Boundaries

What keep something out also keeps something in, hence the beauty and necessity of gates. Boundaries with no exits or entrances stifle life. There’s no flow. We need both and the consciousness to decipher where to draw the line and where to welcome and open.

Boundaries are often created out of fear and are consequently rigid and impede growth. When created out of a sense of needful care they support life. We can relax in the appropriateness of them, and know we make better neighbors when both a boundary and a gate are present.

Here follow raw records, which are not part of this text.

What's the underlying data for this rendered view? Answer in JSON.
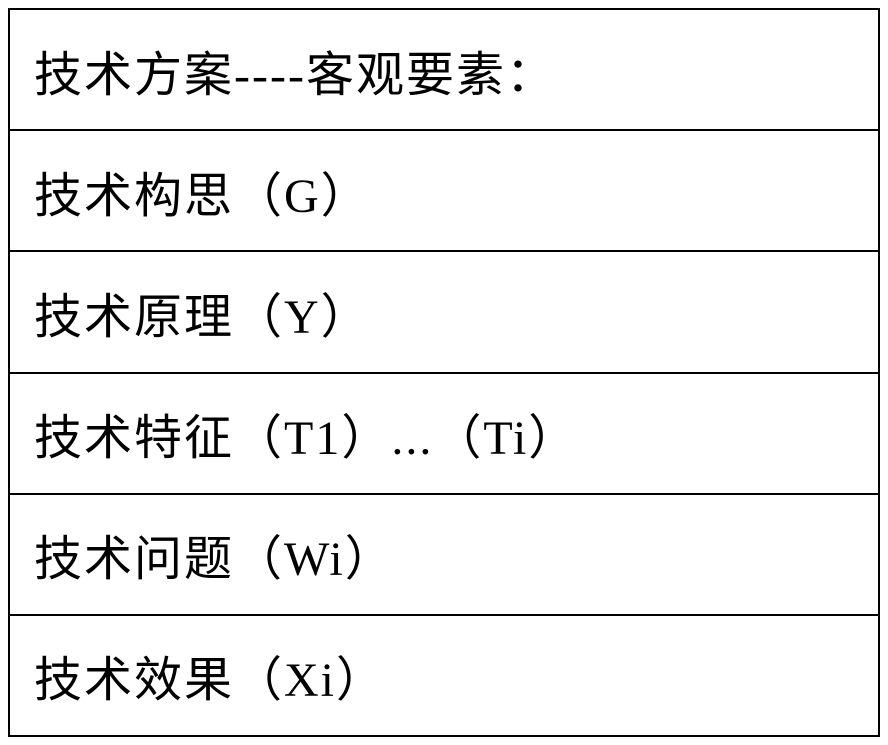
{
  "table": {
    "rows": [
      {
        "text": "技术方案----客观要素："
      },
      {
        "text": "技术构思（G）"
      },
      {
        "text": "技术原理（Y）"
      },
      {
        "text": "技术特征（T1）...（Ti）"
      },
      {
        "text": "技术问题（Wi）"
      },
      {
        "text": "技术效果（Xi）"
      }
    ],
    "border_color": "#000000",
    "background_color": "#ffffff",
    "text_color": "#000000",
    "font_size": 48,
    "row_count": 6
  }
}
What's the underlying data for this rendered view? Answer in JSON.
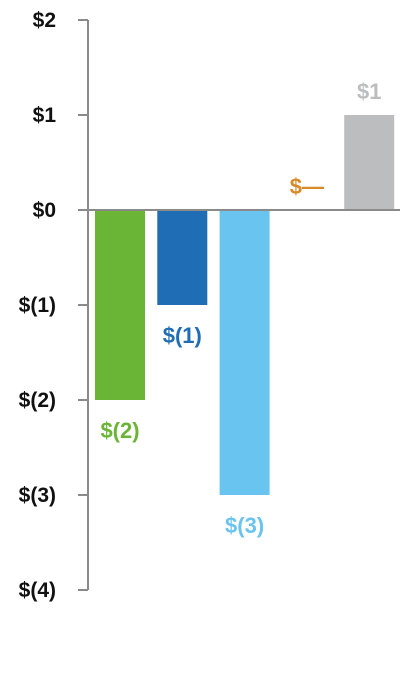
{
  "chart_data": {
    "type": "bar",
    "ylim": [
      -4,
      2
    ],
    "y_ticks": [
      {
        "value": 2,
        "label": "$2"
      },
      {
        "value": 1,
        "label": "$1"
      },
      {
        "value": 0,
        "label": "$0"
      },
      {
        "value": -1,
        "label": "$(1)"
      },
      {
        "value": -2,
        "label": "$(2)"
      },
      {
        "value": -3,
        "label": "$(3)"
      },
      {
        "value": -4,
        "label": "$(4)"
      }
    ],
    "bars": [
      {
        "value": -2,
        "label": "$(2)",
        "color": "#6ab535"
      },
      {
        "value": -1,
        "label": "$(1)",
        "color": "#1f6db5"
      },
      {
        "value": -3,
        "label": "$(3)",
        "color": "#69c4f0"
      },
      {
        "value": 0,
        "label": "$—",
        "color": "#d88a29"
      },
      {
        "value": 1,
        "label": "$1",
        "color": "#bcbdbf"
      }
    ],
    "colors": {
      "axis": "#8a8a8a",
      "tick_text": "#111111"
    }
  }
}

Phrases posted on Facebook October 2016

When a tree is cut down I’ve always marveled at the growth rings. It seems paradoxical that the necessary boundary of the bark at any given time of the tree’s life is part of how the tree is able to expand. Maybe boundaries do not always keep things out but help things emerge.
To reach excellence and perhaps a gold medal, an Olympic gymnast must stick to and master a prescribed form. That form is a series of boundaries. In order to be masterful and go beyond strict boundaries we must embrace them and push against them. It is good to think they will make us freer in the end if we persist.
Being able to say no and mean it is sometimes very difficult. It lays down a boundary. To me it also means that I have said yes to something else. A sure no is the boundary line of a sure yes.
Personal boundaries are flexible and depend on the trust we have between others and us. Any time you are not sure imagine that you are a house. Whom would you allow to come through the garden gate? Whom would you allow on the porch, in the front hall, the living room, the kitchen, the bedroom? You’ll know by instinct. Trust it!
Who ever thought being courteous is actually the ability to use careful boundaries? Courtesy is a quality that recognizes and respects others. It is an attitudinal boundary that helps us to be gracious and to not overstep.
When we realize that every breath we take has been breathed at some time or other by all others who have lived and who are living now, then in a fundamental way we come to realize that boundaries do not exist. We are essentially one. With that perspective whatever boundaries we set up in order to function are provisional and temporary. If we set them up in the service of the whole would we not be co-operating with reality? 
It is staggering to me to realize that our points of view are often solid boundaries, ones we aren’t aware of most of the time, or ones we take for granted or as inalienable rights to insist upon. What if we could hold them lightly? What if at the edges of them we could sense that they are not barbed wire fences? What if we could sense that there are openings in them to new dimensions of discovery?
In order to be unique we have to have boundaries, but the paradox is we are only unique in relation to everything else. That’s the spice of life.
Self-imposed boundaries can be very important. Don’t you think there has to be a boundary to underscore a sensible have to do list?
Continuing the theme of self-imposed boundaries, it seems important to be mindful about what we are going to spend our time on. If we say, yes, to too many things we end up having bits and pieces and no depth. To set a considered boundary is to embrace more simplicity. Then we can be about what really arouses us to love.
Thresholds are gentle boundary markers between spaces. We don’t pay attention to them much, but they are great places to pause and to become aware that we are about to enter into a new space. There are invisible thresholds in our minds, and if we made a habit of pausing often we would sense them. Crossing from one state of being to another with awareness and respect brings us softly home. 
We sometimes say I am bound to do such and such. Our wills make a boundary around something we feel we want to do. By naming an intention we can work with it. Boundaries in this way are very helpful.
Receiving can be an ambivalent thing. How often we set subtle boundaries on receiving allowing only just so much to be taken in. Fears that receiving has a price, a hidden obligation or a weakening of our sense of self erects those boundaries. It’s not wise to tackle our fears with harshness. Why not put a gate in our fence, oil the hinges a little and open it with discretion?